André Desmarais, l’homme d’affaires et mécène derrière la Ferme des Quatre-Temps, qu’il a fondée pour en faire un pôle de formation et de rayonnement de la culture biologique rentable, voit ainsi un des aspects de son projet se concrétiser à Chambord. L’idée, a-t-il toujours dit, est de disséminer le savoir agricole mis au point à Hemmingford. Ça se fait déjà ailleurs dans la province, au Canada et même en France. Mais Chambord est la première ramification aussi prestigieuse.

Selon M. Desmarais, c’est même un peu le projet de François Ier qui se réalise, puisque, pour ces potagers, on a réuni des gens venus de partout avec leur savoir-faire, « dans l’esprit de la Renaissance », a-t-il expliqué dans un texte préparé pour le baptême officiel du potager.

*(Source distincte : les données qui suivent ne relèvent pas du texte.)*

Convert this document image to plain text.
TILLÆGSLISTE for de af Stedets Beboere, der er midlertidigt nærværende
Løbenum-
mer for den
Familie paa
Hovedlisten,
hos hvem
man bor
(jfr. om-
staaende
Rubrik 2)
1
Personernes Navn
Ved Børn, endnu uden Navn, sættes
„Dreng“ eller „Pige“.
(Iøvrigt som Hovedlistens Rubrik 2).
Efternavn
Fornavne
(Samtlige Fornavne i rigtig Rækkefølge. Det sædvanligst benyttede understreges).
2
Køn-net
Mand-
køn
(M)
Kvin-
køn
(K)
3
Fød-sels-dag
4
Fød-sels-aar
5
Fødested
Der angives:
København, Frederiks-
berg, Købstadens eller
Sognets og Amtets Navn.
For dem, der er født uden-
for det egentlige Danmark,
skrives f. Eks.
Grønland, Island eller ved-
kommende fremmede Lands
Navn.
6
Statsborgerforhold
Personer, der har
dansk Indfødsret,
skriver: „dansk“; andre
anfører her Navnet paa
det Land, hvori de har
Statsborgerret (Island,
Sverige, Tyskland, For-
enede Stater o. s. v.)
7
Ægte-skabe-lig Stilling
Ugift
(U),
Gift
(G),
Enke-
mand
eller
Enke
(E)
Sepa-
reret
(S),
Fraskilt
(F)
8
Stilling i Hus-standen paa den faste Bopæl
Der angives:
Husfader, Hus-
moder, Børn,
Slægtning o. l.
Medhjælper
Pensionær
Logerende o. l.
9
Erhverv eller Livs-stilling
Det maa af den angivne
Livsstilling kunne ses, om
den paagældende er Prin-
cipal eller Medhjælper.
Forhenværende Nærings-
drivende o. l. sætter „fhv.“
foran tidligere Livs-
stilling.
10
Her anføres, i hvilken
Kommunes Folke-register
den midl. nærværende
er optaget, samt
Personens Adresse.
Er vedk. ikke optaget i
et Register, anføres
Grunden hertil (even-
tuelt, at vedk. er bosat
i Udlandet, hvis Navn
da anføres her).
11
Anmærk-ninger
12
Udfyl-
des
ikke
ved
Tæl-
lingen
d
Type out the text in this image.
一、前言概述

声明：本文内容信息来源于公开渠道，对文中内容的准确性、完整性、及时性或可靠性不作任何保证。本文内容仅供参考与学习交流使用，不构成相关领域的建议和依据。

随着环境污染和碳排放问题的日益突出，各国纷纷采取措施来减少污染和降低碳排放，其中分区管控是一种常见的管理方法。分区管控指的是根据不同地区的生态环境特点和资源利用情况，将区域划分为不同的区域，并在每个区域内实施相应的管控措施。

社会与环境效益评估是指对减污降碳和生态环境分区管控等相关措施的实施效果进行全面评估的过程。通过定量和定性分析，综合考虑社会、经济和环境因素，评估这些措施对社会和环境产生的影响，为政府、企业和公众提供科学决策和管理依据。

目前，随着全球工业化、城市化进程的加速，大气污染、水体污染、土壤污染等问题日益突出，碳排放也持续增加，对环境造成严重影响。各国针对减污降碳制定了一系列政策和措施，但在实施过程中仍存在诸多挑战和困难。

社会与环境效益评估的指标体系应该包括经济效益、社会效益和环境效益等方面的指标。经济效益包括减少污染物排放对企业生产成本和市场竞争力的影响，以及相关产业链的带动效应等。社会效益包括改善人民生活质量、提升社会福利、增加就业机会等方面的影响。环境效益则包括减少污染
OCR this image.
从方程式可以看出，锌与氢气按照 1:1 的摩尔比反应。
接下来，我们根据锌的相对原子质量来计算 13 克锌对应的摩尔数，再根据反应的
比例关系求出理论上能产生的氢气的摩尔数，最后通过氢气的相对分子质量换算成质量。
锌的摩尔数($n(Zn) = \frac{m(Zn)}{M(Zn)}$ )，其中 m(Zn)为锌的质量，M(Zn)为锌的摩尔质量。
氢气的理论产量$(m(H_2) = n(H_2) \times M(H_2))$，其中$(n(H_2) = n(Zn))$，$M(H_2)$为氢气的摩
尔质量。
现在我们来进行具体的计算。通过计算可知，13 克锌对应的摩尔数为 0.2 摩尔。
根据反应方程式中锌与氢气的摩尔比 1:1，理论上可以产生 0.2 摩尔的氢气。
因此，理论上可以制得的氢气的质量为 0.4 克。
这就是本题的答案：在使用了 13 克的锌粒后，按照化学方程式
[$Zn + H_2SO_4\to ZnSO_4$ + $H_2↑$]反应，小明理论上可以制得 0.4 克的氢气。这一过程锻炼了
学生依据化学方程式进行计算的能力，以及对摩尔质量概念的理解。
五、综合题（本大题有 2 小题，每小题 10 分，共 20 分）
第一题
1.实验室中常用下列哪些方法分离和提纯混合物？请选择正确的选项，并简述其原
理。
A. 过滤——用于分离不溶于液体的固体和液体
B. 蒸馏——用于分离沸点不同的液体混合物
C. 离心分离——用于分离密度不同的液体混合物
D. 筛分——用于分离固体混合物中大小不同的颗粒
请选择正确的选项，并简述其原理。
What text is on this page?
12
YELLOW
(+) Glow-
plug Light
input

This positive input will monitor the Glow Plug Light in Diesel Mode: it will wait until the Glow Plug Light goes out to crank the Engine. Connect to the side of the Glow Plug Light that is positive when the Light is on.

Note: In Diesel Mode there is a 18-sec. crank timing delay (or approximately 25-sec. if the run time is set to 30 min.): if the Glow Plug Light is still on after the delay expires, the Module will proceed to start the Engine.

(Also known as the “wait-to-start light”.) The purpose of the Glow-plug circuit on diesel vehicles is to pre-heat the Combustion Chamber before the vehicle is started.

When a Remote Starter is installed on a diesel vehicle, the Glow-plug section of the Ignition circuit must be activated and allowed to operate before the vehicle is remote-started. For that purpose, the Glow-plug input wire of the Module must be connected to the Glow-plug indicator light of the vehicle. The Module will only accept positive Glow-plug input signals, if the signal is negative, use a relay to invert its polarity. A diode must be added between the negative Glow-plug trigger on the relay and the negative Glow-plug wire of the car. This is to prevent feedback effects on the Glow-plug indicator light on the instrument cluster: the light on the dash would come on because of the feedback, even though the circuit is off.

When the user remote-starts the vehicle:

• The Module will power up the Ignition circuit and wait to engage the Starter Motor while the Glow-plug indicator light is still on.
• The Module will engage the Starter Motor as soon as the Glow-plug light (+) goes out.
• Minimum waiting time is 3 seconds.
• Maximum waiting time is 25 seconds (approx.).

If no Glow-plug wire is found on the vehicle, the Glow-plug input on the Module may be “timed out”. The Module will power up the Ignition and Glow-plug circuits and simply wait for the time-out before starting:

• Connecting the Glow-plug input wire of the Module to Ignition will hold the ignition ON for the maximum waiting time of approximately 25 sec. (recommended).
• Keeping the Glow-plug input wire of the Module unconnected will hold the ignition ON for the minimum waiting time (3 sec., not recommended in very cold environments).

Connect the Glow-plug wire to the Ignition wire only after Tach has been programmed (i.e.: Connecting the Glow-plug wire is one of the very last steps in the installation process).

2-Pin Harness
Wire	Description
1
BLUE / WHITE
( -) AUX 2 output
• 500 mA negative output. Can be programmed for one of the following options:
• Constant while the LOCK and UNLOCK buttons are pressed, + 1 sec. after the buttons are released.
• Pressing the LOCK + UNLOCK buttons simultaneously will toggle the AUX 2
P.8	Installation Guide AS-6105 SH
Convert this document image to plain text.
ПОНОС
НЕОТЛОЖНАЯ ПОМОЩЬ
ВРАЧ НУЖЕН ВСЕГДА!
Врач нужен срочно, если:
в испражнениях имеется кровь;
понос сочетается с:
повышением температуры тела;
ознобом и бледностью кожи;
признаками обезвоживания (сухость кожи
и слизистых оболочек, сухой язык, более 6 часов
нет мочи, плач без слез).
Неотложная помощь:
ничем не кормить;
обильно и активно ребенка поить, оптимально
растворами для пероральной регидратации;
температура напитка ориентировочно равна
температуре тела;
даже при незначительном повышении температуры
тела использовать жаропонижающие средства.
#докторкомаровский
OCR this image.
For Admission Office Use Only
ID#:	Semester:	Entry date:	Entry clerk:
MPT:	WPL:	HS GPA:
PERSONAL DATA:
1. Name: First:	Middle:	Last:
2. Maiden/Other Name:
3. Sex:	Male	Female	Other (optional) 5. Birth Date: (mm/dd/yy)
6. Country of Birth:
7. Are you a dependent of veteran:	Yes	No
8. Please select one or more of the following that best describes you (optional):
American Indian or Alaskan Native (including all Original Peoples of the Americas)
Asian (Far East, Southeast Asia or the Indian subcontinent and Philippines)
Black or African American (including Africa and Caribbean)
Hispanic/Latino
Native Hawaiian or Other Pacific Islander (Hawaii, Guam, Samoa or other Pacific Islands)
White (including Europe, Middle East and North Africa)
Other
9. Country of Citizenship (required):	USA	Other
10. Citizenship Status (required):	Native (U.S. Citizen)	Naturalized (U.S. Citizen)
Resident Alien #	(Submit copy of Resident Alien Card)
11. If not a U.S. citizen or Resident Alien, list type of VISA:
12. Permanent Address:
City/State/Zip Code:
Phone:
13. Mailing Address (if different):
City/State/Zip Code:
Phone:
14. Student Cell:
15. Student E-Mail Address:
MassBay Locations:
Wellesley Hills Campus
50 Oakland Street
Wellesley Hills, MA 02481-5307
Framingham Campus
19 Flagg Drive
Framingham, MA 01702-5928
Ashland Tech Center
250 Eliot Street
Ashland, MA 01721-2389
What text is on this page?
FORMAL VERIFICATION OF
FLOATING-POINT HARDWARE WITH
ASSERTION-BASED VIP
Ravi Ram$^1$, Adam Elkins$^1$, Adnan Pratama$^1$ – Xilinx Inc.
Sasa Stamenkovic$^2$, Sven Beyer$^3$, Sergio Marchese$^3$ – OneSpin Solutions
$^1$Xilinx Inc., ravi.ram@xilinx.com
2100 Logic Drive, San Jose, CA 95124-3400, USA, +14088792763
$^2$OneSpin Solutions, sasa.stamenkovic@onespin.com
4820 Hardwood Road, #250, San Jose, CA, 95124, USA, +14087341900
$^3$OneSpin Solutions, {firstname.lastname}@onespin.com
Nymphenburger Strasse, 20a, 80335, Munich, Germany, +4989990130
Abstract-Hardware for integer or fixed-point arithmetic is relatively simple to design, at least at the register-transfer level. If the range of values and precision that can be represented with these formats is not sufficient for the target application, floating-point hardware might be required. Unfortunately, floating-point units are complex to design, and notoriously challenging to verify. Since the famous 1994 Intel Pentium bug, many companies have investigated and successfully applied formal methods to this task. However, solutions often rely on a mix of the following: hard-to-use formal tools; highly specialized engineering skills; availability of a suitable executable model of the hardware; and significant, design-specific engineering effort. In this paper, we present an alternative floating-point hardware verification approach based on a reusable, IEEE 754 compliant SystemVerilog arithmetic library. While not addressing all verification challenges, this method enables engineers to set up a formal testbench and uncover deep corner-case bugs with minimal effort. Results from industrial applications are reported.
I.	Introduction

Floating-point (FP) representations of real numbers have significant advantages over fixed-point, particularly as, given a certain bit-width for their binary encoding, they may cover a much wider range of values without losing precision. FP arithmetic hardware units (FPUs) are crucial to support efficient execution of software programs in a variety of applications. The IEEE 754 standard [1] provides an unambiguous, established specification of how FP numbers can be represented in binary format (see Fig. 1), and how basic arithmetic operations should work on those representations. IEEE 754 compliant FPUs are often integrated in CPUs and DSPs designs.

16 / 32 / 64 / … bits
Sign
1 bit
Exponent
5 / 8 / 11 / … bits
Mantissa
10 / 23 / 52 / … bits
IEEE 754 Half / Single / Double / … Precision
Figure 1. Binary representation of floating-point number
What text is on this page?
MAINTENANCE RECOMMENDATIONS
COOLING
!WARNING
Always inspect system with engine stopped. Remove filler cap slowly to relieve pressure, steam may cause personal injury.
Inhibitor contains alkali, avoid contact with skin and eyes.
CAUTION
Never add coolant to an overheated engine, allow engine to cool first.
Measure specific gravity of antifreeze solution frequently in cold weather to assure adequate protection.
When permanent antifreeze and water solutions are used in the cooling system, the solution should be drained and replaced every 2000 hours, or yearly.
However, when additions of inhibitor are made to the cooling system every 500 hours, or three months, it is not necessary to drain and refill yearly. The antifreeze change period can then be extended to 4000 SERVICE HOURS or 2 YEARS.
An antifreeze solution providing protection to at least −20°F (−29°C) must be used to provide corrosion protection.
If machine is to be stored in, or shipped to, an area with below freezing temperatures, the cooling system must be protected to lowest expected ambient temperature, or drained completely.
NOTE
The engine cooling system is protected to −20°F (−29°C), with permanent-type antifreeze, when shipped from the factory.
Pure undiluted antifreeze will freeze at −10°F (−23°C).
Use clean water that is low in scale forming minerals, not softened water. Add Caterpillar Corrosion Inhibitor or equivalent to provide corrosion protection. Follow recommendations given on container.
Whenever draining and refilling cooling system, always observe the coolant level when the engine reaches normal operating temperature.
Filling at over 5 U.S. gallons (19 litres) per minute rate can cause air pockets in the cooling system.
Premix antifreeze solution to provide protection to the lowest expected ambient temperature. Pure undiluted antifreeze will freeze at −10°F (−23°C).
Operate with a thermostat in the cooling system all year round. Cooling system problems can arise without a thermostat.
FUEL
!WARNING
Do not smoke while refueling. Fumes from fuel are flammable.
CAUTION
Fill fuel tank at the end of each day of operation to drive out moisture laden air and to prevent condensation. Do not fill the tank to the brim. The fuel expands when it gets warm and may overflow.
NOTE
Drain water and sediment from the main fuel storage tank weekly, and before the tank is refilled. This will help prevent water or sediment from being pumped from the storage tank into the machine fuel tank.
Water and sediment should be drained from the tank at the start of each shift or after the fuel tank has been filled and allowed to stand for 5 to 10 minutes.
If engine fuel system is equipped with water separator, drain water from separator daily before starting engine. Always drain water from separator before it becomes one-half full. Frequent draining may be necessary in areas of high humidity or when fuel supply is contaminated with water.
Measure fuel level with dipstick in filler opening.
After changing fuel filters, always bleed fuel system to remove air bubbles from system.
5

Et cet esprit a plus que jamais sa place aujourd’hui, car, dit l’homme d’affaires, c’est ici « celui de la découverte d’une nouvelle liberté de s’alimenter », une découverte « qui renouvelle le lien de l’homme avec la terre que nous avons appris à mieux connaître, à respecter dans toutes ses ressources pour une vie meilleure, plus libre, plus digne et plus respectueuse du cycle naturel ».